It’s a strange sensation because the same folks who refuse to geotag and who hate on millennials for flocking to Runyon Canyon—the angry commenters who decry urban hikers for stepping off the trail and inadvertently crushing wildflowers at Lake Elsinore, don’t seem to have a problem with placing bolts in granite or chalking up sandstone or limestone. And of course on a larger scale, they don’t seem to have an issue with inequitable environmental policies which disproportionately impact black, brown and indigenous communities. They are noticeably silent—which sort of begs the question, are you trying to protect nature or are you just angry that black and brown bodies increasingly have access to the outdoors?—and that we’re “doing it wrong?”
If you are black or brown in the outdoors, are you feeling the increased pressure to “perform” Leave No Trace principles for Instagram?—pressure to signal to the disproportionately white LNT police on social media that you’re “one of the good ones?”
“Hey guys, I just want you to know I did not leave any established trails on my hike, because that would violate LNT.”
Okay, but did you pee and defecate in the middle of the trail while hiking? My guess is you didn’t—especially since that would violate the third principle of Leave No Trace. So you did step off the trail. Keep in mind that the same racist trolls who are so eager to police your social media for LNT offenses are spending their own weekends hiking, skiing and snowboarding in the backcountry where staying on established trails is the last thing on their mind—only to reappear on social media Monday morning in time to police black and brown folks for transgressing at local and state parks. Why does it feel so arbitrary?
So what if we refused to allow trolls to dictate our posts and instead took a common sense approach to LNT. What if we were realistic; because sometimes you will leave the trail.
If you are part of the LNT police, consider this: if the only time you care about black and brown lives is when you feel the urge to tell us that we are “ruining Nature” you need to sit down. If you think social media is bringing the wrong type of people to the outdoors, you need to check your privilege—being white does not entitle you to personal ownership of public lands. Being brown, or “urban” or however we get coded in the hateful diatribes on social media doesn’t mean we don’t belong there.
Your racism is not helpful in this discussion.
A lot of the “overuse” issues when it comes to public lands are going to require creative, non-racist solutions. Consulting indigenous communities who have stewarded the land for millennia is a good place to start. Increasing funding for the National Park Service, the U.S. Department of Agriculture and for the Bureau of Land Management is a good second.

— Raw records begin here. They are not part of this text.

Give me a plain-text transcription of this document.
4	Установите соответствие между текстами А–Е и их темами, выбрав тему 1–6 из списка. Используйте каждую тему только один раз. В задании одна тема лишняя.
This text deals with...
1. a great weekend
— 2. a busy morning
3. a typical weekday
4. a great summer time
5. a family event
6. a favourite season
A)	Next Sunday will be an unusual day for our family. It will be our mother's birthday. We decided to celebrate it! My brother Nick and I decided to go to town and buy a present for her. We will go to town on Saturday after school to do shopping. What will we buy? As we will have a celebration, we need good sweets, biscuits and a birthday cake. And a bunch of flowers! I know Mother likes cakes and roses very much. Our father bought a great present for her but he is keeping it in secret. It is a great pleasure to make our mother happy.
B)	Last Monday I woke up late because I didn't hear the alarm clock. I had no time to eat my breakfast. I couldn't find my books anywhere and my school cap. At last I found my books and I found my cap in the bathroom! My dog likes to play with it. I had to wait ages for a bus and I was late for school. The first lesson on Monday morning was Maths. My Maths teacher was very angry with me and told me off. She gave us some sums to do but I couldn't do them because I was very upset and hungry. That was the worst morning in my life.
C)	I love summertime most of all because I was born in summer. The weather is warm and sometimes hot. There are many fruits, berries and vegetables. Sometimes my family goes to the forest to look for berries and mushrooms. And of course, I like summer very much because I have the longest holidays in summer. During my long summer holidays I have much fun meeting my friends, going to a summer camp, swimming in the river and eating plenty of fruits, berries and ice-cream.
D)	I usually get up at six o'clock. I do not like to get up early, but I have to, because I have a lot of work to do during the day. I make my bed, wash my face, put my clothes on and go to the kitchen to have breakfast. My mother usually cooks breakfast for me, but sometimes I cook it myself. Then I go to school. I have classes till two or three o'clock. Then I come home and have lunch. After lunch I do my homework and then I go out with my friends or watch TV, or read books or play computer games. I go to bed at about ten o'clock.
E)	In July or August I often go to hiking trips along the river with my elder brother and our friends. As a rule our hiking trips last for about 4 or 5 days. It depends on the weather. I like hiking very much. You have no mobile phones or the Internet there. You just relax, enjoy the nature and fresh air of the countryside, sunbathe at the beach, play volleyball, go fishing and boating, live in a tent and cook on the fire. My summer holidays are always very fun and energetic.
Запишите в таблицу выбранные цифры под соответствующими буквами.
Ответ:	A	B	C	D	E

Overcrowded national park in your backyard making you angry? Okay, well, maybe your state should rethink where they spend their advertising dollars and try marketing equally beautiful state parks instead to divert tourists away from overcrowded “crown jewels.”
Leave No Trace principles require education. If you were privileged to grow up learning this stuff that’s great. If you grew up in the mountains with your grandparents who have always had access to the land whether through personal ownership or because segregation, lynchings, genocide and sundown towns didn’t impact them, that’s awesome. Take your enthusiasm and your dollars, lose the racism, and pour them into education. Support local outdoor non-profits and conservancies. Bring a trash bag along with you and clean-up your favorite trailhead, or waterfall, or summit. But please drop the moral superiority towards “urban hikers.”
And stop viewing influencers as the problem. They’re not. But they do offer creative solutions. Government will have to adapt to meet the challenges of the digital age—including high levels of demand inspired by a perfectly framed shot at Bryce Canyon or Lightroom enhanced ‘sunset heart hands’ at Point Reyes. That means injecting scalability into local government budgets and staffing so they can quickly scale up or down to meet the boom bust cycle of demand for outdoor spaces.
If you’ve grown up in rural America or cash-strapped counties in the coastal southern United States you’ve probably already seen this: it looks like mutual aid agreements & resource sharing between contiguous counties. It looks like public private partnerships and working alongside non-profits and conservancies to educate the public. It looks like working with influencers to help educate the public. We need creative solutions, but you can hold off on the racism. We don’t need that.